“The videogame that is part of the article sucks. It is not fun to play, it is not exciting to explore, and its aesthetics are off-putting. In other words, it succeeds in its job perfectly. It provides a functioning role model for academic software: a quickly testable appendix that the reader can consult in case they wish to deepen their comprehension of the verbal argument. As scholars, we do not want to spend our working hours on processes that we already know more than well.

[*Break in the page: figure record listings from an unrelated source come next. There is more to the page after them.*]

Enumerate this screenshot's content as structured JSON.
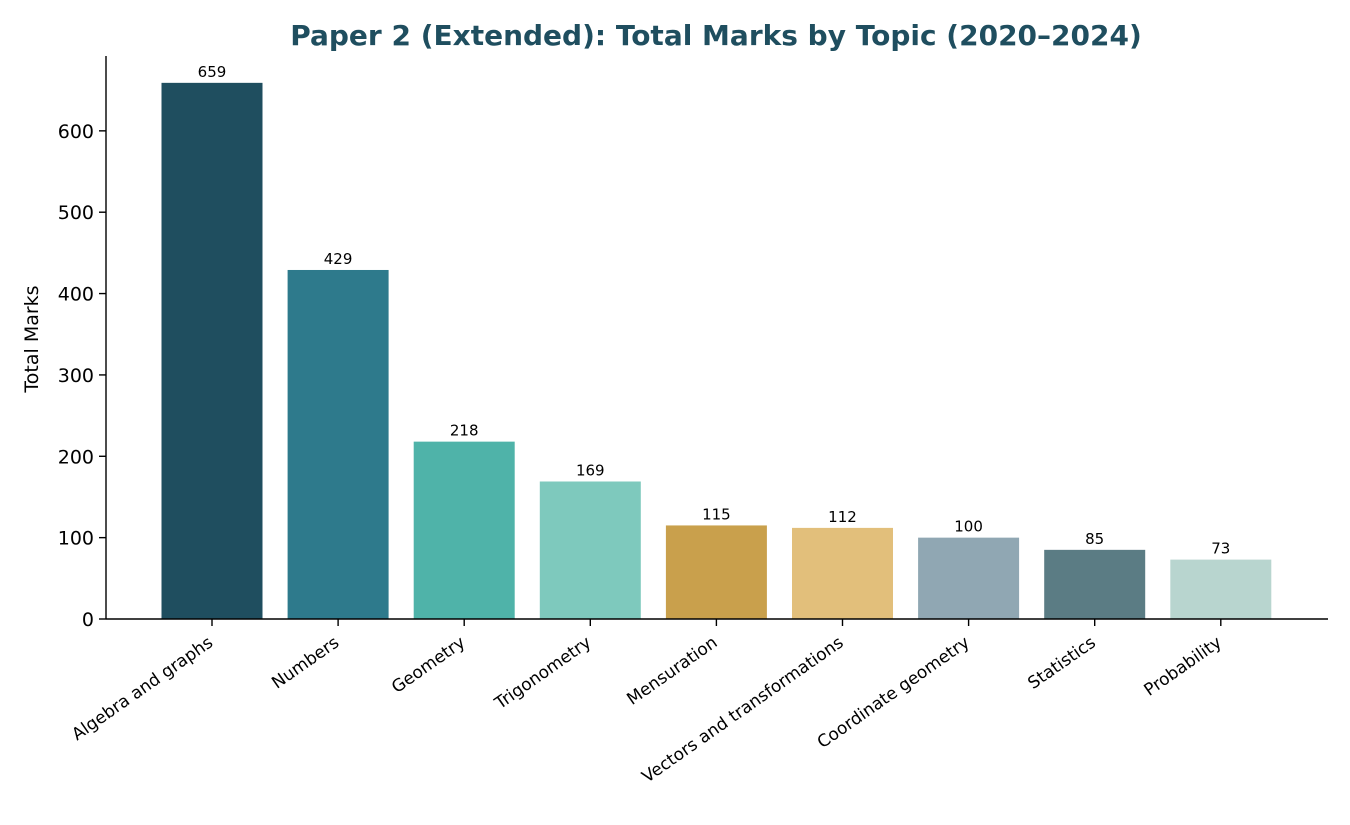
{
  "chart_data": {
    "type": "bar",
    "title": "Paper 2 (Extended): Total Marks by Topic (2020–2024)",
    "xlabel": "",
    "ylabel": "Total Marks",
    "categories": [
      "Algebra and graphs",
      "Numbers",
      "Geometry",
      "Trigonometry",
      "Mensuration",
      "Vectors and transformations",
      "Coordinate geometry",
      "Statistics",
      "Probability"
    ],
    "values": [
      659,
      429,
      218,
      169,
      115,
      112,
      100,
      85,
      73
    ],
    "colors": [
      "#1f4e5f",
      "#2e7a8c",
      "#4fb3a9",
      "#7ec9bd",
      "#c9a04c",
      "#e2bf7b",
      "#90a7b3",
      "#5b7c84",
      "#b8d5cf"
    ],
    "ylim": [
      0,
      692
    ],
    "yticks": [
      0,
      100,
      200,
      300,
      400,
      500,
      600
    ],
    "grid": false,
    "legend": "none",
    "xtick_rotation": -35,
    "data_labels": true
  }
}
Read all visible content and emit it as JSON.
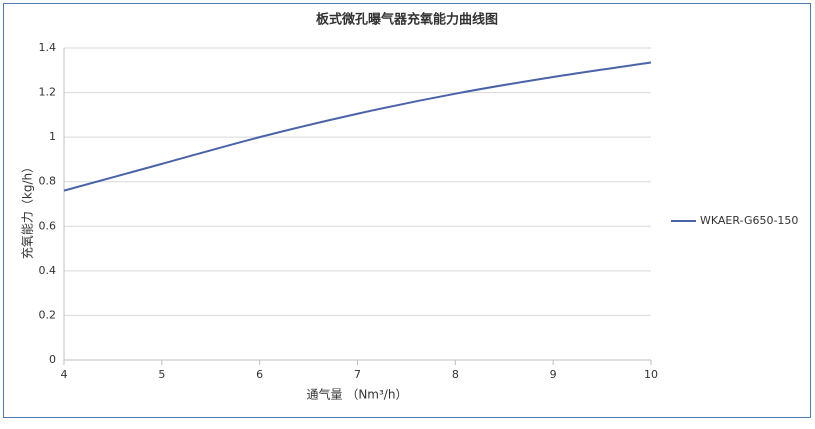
{
  "chart_data": {
    "type": "line",
    "title": "板式微孔曝气器充氧能力曲线图",
    "x_label": "通气量 （Nm³/h）",
    "y_label": "充氧能力（kg/h）",
    "x": [
      4,
      5,
      6,
      7,
      8,
      9,
      10
    ],
    "series": [
      {
        "name": "WKAER-G650-150",
        "color": "#4a63a8",
        "values": [
          0.76,
          0.88,
          1.0,
          1.105,
          1.195,
          1.27,
          1.335
        ]
      }
    ],
    "xlim": [
      4,
      10
    ],
    "xticks": [
      4,
      5,
      6,
      7,
      8,
      9,
      10
    ],
    "ylim": [
      0,
      1.4
    ],
    "yticks": [
      0,
      0.2,
      0.4,
      0.6,
      0.8,
      1,
      1.2,
      1.4
    ],
    "grid": true,
    "legend": "right"
  }
}
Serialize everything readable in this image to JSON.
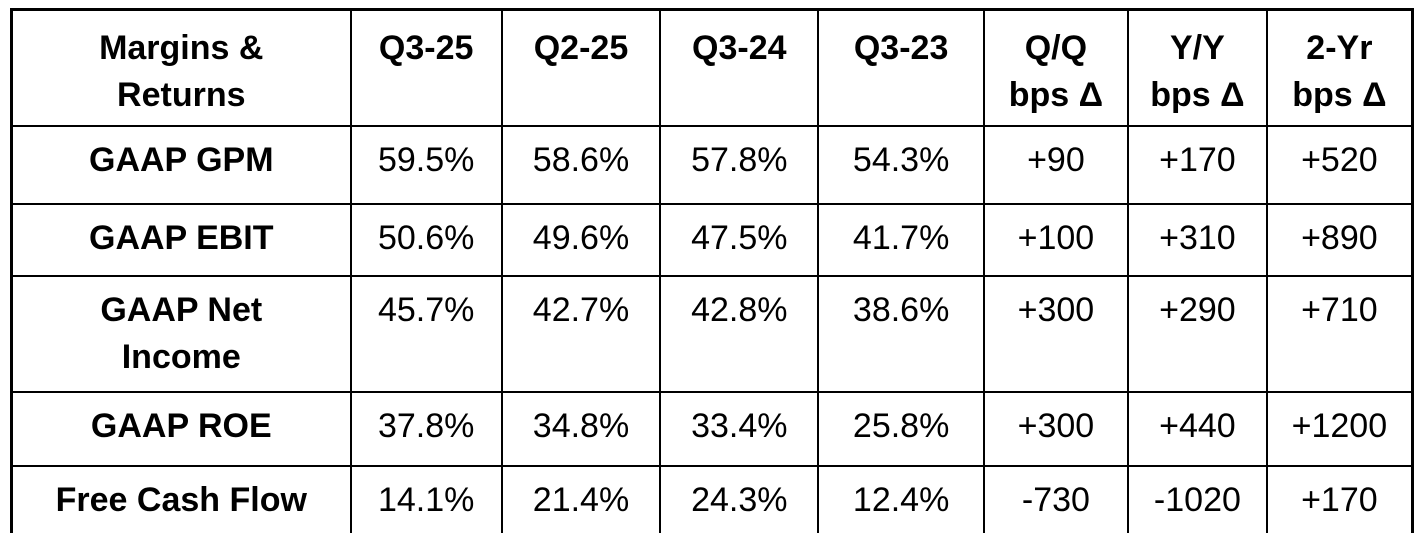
{
  "colors": {
    "background": "#ffffff",
    "border": "#000000",
    "text": "#000000"
  },
  "chart_data": {
    "type": "table",
    "title": "Margins & Returns",
    "columns": [
      "Margins &\nReturns",
      "Q3-25",
      "Q2-25",
      "Q3-24",
      "Q3-23",
      "Q/Q\nbps Δ",
      "Y/Y\nbps Δ",
      "2-Yr\nbps Δ"
    ],
    "rows": [
      [
        "GAAP GPM",
        "59.5%",
        "58.6%",
        "57.8%",
        "54.3%",
        "+90",
        "+170",
        "+520"
      ],
      [
        "GAAP EBIT",
        "50.6%",
        "49.6%",
        "47.5%",
        "41.7%",
        "+100",
        "+310",
        "+890"
      ],
      [
        "GAAP Net\nIncome",
        "45.7%",
        "42.7%",
        "42.8%",
        "38.6%",
        "+300",
        "+290",
        "+710"
      ],
      [
        "GAAP ROE",
        "37.8%",
        "34.8%",
        "33.4%",
        "25.8%",
        "+300",
        "+440",
        "+1200"
      ],
      [
        "Free Cash Flow",
        "14.1%",
        "21.4%",
        "24.3%",
        "12.4%",
        "-730",
        "-1020",
        "+170"
      ]
    ]
  }
}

I would, however, like to play the devil’s advocate for one more moment, and point out a potential issue related to the following description of the videogame: “The monster has, in fact, no functionally useful options for interacting with the room: the door does not open for its little red paws, the chest contains nothing, and the objects that are already in the room respond to the players’ actions as if they were cheap theatrical props.” While playing the videogame indeed confirms the description, it also reveals the paradox of play (most prominently addressed by David Myers’ long-lasting position): some players might actually find the unrewarding structure of the videogame rewarding since it enables a unique anti-environment for play. By enabling exploration and potential epiphany via winning (despite the semantically charged “game over” screen), it already succumbs to the standards of genre, mechanics, and theme. Probably, the only way to avoid the paradox would be to not provide the reader the possibility to play at all would be leaving the videogame unpublished cohere with the argument better, reframing it rather a potential, conceptual work of academic software?”
Reviewer 1 – Veli-Matti Karhulahti, University of Turku, March 2016.